Question

$\tan ^{-1}\left(\frac{x-1}{x-2}\right)+\tan ^{-1}\left(\frac{x+1}{x+2}\right)=\frac{\pi}{4}$, then the values of $x$ are

• A. $\pm \frac{3}{\sqrt{2}}$
• B. $\pm \frac{1}{2}$
• C. $\pm \frac{1}{\sqrt{2}}$
• D. $\pm \frac{\sqrt{3}}{2}$

Hint:

Always check the domain of the arctangent functions when solving, though here the algebraic simplification confirms the valid roots.

Answer 1

The Correct Option is C

Step 1: Understanding the Question:
We are given an inverse trigonometric equation involving a sum of arctangent functions equal to $\frac{\pi}{4}$. We need to solve for $x$.

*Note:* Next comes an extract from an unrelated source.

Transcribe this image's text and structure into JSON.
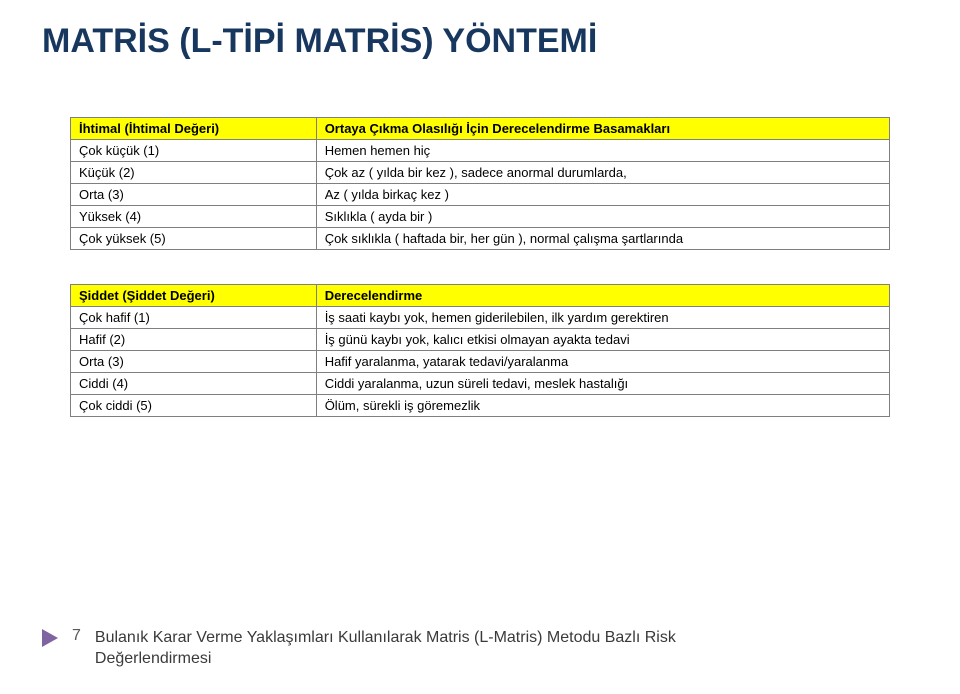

Step 2: Key Formula or Approach:
Use the identity $\tan^{-1} A + \tan^{-1} B = \tan^{-1} \left( \frac{A+B}{1-AB} \right)$.

Step 3: Detailed Explanation:
Let $A = \frac{x-1}{x-2}$ and $B = \frac{x+1}{x+2}$.
$\tan^{-1} \left( \frac{\frac{x-1}{x-2} + \frac{x+1}{x+2}}{1 - (\frac{x-1}{x-2})(\frac{x+1}{x+2})} \right) = \frac{\pi}{4}$
$\frac{(x-1)(x+2) + (x+1)(x-2)}{(x-2)(x+2) - (x-1)(x+1)} = \tan\left(\frac{\pi}{4}\right) = 1$
$\frac{(x^2+x-2) + (x^2-x-2)}{(x^2-4) - (x^2-1)} = 1$
$\frac{2x^2 - 4}{-3} = 1 \implies 2x^2 - 4 = -3 \implies 2x^2 = 1 \implies x^2 = \frac{1}{2}$
Thus, $x = \pm \frac{1}{\sqrt{2}}$.

Step 4: Final Answer:
The values of $x$ are $\pm \frac{1}{\sqrt{2}}$, which corresponds to option (C).